In re Commitment of J.R., 390 N.J.Super. 523, 530 (App. Div. 2007).
Here, J.E. argues that respondent "State of New Jersey/County of Essex" (the State) did not clearly and convincingly establish that he presented an immediate risk of harm to himself. J.E. also argues that the psychiatrist's opinion was a "net opinion" entitled to no weight.
The State contends the case should be dismissed as moot. Alternatively, the State argues that the evidence clearly and convincingly demonstrated J.E.'s inability to care for himself.
At the outset, we reject the State's argument that the appeal is moot. Even if J.E. is possibly responsible for his hospital costs, as he alleges, and even if his confinement could affect his future status if he is recommitted, as he claims, "'we should nevertheless decide the issue because it implicates a committee's constitutional right to liberty, and by its nature, will continually become moot before judicial review.'"
In re Commitment of B.L., 346 N.J.Super. 285, 292 (App. Div. 2002) (quoting
In re G.G. 272 N.J.Super. 597, 600, n.1, (App. Div. 1994)).
We turn to J.E.'s argument that his commitment should not have been continued following the March 2012 hearing. When reviewing civil commitment decisions, "we afford deference to the trial court's supportable findings, "
T.J., supra, 401 N.J.Super. at 119, and "reverse only when there is clear error or mistake[.]"
In re Commitment of M.M., 384 N.J.Super. 313, 334 (App. Div. 2006). Nevertheless, we "must consider the adequacy of the evidence." Ibid. "[W]e have not hesitated to reverse involuntary commitments when the record failed to contain clear and convincing evidence of 'a substantial risk of dangerous conduct within the reasonably foreseeable future.'"
T.J., supra , 401 N.J.Super. at 119 (quoting In re S.L., 94 N.J. 128, 138 (1983)).

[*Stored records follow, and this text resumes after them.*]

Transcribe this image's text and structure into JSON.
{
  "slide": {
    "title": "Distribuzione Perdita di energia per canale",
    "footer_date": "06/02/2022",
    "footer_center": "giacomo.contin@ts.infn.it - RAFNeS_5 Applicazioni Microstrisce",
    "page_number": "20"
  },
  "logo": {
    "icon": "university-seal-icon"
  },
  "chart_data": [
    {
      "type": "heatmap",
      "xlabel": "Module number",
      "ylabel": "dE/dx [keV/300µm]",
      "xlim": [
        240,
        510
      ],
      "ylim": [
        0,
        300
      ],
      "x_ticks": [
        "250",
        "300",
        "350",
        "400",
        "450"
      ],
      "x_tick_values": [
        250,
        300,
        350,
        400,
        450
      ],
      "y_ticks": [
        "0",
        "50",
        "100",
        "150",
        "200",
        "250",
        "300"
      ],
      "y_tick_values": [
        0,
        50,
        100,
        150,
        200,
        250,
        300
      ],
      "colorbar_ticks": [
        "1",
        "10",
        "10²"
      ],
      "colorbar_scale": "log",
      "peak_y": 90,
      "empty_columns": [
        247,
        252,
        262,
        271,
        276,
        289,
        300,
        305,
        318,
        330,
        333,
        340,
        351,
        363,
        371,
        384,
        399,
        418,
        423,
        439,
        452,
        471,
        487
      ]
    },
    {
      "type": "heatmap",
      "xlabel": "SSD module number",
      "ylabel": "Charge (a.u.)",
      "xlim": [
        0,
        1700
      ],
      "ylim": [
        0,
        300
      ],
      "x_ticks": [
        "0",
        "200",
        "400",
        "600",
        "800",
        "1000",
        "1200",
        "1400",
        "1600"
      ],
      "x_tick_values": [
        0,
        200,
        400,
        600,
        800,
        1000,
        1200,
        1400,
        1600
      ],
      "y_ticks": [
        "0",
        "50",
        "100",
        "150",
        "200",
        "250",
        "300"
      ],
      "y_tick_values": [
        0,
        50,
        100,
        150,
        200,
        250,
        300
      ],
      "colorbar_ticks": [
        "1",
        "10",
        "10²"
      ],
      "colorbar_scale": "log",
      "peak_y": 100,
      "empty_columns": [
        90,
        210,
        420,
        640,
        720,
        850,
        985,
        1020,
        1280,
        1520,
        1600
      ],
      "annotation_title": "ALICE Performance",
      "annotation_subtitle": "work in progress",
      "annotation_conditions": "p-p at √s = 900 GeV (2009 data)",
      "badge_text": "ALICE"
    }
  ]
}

Contrary to J.E.'s arguments, the State produced clear and convincing evidence that he posed a danger to himself. J.E. does not dispute the psychiatrist's opinion that he was severely delusional. After all, he disbelieved his own name, believed his parents were on a spaceship, and disbelieved that his only living relatives were in fact related to him. And though J.E. was capable of eating and caring for himself in a supervised institutional setting, he was incapable of caring for his psychiatric and medical needs. When the court continued J.E.'s commitment on March 13, 2012, there was no evidence that anyone outside of the hospital was willing and available to supervise and assist J.E.
Moreover, J.E.'s delusional behavior demonstrated that he was unable to satisfy his need for nourishment, essential medical care, and shelter, without assistance. He had suffered serious psychiatric deterioration following his father's death within the previous year. His current medications were not improving his condition.
J.E. argues that the psychiatrist gave a "net opinion" because she did not explain how his psychosis and consequent symptoms were likely to cause him to suffer harm within the reasonably foreseeable future. Significantly, J.E. challenged neither the psychiatric diagnosis nor the causal link between that condition and his severely delusional state. Considering the undisputed diagnosis and the undisputable degree of J.E.'s delusions, the trial court did not need an expert to spell out, explicitly, that J.E. was currently incapable of obtaining for himself food, shelter, and basic necessities, including medical needs, in light of his recent psychiatric deterioration. From that part of the psychiatrist's testimony J.E. did not dispute, a fact finder could readily conclude that a person who does not know his own name and believes he has no relatives is unable to care for himself. Further, the evidence supported the court's implicit conclusions that J.E.'s psychiatric condition would either not improve or continue to deteriorate if he were discharged; and, that left to his own devices, defendant would suffer serious harm within "a time frame as to which reasonably certain judgments about a person's likely behavior can be reached." N.J.S.A. 30:4-27.2kk.
We find no clear error or mistake in the court's decision warranting reversal.